Heute ist so ein Tag, an dem man sich vorgenommen hatte, viel zu erledigen. Dann ist man so sehr damit beschäftigt endlich anzufagen, das bei dem Anfangen schon so viel Zeit drauf gegangen ist, dass man denkt, man wird nicht einmal bis zur Mitte dessen kommen, was man vor hatte. Es regnet. Die Sonne scheint. Es wird dunkel. Man beginnt auf einmal alles spannend zu finden. Alles muss man sich noch anschauen und machen bevor man dann WIRKLICH anfängt. Staubsaugen, Einkaufen, Wäsche waschen … Während man dabei ist, sich vor dem schlussendlichen Anfangen zu drücken, merkt man, wie unruhig man wird und die Lust einfach nur so dahin schwindet, sich auch nur einen Millimeter zu bewegen.
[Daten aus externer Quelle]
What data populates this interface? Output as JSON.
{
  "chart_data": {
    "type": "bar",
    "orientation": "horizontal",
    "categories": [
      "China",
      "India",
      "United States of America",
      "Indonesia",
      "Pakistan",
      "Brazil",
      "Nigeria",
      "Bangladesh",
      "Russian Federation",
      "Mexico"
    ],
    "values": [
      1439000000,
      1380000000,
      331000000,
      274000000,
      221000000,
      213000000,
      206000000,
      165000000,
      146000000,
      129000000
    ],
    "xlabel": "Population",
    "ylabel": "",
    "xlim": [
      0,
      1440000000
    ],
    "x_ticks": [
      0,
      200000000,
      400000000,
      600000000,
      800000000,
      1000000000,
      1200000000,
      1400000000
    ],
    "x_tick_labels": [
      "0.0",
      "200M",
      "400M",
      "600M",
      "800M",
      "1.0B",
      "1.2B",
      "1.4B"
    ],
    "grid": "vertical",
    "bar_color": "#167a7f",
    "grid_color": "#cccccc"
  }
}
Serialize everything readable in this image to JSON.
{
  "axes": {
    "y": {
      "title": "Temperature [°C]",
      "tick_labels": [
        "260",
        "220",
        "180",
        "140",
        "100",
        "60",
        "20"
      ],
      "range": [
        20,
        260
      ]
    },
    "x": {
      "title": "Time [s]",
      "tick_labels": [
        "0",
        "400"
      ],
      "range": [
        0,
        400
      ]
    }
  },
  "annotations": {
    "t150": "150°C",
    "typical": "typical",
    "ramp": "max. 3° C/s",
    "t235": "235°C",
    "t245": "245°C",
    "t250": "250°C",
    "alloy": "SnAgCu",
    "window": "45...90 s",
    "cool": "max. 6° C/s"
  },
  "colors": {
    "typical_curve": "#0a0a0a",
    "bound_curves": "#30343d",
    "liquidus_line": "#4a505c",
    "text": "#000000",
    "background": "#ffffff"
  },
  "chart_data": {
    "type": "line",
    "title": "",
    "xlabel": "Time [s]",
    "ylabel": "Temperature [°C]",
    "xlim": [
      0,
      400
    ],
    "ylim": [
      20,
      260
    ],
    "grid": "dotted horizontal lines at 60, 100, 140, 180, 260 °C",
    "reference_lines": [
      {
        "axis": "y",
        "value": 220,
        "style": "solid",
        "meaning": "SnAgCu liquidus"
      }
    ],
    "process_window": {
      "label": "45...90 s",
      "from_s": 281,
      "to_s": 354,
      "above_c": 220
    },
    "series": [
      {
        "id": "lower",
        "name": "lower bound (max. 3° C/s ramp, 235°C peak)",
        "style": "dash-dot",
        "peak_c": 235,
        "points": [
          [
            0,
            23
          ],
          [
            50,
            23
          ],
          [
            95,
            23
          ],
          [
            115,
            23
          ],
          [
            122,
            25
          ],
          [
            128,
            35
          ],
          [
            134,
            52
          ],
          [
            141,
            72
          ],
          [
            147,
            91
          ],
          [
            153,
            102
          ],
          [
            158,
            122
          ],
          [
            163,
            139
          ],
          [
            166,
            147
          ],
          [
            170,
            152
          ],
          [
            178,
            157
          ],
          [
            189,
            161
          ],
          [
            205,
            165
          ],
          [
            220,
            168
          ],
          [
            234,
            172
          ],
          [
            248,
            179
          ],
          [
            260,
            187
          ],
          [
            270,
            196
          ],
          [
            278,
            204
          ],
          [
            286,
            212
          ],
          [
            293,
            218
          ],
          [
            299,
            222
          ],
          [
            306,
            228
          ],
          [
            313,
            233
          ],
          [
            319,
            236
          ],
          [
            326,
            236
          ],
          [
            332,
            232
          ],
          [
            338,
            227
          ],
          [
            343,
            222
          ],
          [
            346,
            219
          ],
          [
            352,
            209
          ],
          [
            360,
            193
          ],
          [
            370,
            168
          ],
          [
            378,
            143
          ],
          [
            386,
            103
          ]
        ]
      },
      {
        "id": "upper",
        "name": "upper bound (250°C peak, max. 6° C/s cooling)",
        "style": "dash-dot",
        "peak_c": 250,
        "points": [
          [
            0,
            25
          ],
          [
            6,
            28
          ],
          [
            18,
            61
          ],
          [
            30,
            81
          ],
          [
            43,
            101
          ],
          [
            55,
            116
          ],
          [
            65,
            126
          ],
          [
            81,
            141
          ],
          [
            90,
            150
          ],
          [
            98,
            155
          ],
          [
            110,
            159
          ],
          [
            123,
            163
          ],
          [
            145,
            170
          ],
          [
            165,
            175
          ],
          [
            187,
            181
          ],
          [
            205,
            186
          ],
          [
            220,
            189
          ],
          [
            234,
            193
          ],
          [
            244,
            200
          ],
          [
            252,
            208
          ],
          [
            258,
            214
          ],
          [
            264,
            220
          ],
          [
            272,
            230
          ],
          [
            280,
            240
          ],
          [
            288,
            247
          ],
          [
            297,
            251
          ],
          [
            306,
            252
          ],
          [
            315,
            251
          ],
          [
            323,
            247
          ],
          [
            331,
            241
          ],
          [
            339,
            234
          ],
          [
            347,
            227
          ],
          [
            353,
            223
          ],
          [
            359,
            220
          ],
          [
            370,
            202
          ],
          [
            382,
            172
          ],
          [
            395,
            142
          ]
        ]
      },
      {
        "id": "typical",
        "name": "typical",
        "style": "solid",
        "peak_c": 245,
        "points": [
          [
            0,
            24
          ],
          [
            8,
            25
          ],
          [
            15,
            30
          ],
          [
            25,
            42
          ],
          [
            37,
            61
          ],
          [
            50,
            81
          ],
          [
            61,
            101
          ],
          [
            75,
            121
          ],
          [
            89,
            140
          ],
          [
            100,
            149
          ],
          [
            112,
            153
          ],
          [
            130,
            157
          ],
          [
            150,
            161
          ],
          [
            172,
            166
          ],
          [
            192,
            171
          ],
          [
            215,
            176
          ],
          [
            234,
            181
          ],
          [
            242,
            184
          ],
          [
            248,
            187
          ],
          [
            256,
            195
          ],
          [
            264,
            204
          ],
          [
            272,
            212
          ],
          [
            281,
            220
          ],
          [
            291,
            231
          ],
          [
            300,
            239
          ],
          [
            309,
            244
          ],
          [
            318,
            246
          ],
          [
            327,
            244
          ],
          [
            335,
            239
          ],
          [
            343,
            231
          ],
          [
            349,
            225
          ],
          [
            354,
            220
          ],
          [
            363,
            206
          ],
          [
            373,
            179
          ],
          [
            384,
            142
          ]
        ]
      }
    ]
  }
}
Starre und Gedanken. Was wollte ich eigentlich machen und mit was wollte ich eigentlich anfangen anzufangen?
Obwohl ich weiß, dass es total unnötig ist, sich überhaupt Gedanken darüber zu machen und es nur noch zusätzlich Zeit raubt, mache ich es trotzdem. Das Tolle ist aber, ich weiß, wenn die Sonne untergegangen ist, arbeite ich doppelt so schnell und konzentrierter. Mein Schlafrythmus findet das scheiße, hat er mir vorhin erzählt, als ich ohnehin mit dem Anfangen beschäftigt war, von daher habe ich nicht genau hin gehört.
Dennoch kann ich meinen Schlafrythmus beruhigen, er vertraut mir, wir kennen uns schon sehr lange.





Mike
Oh! Ist da jemand in der Prüfungsphase? 😀 Willkommen im Club!
Ich bin hab auch bis jetzt Statistik gemacht! WUHU!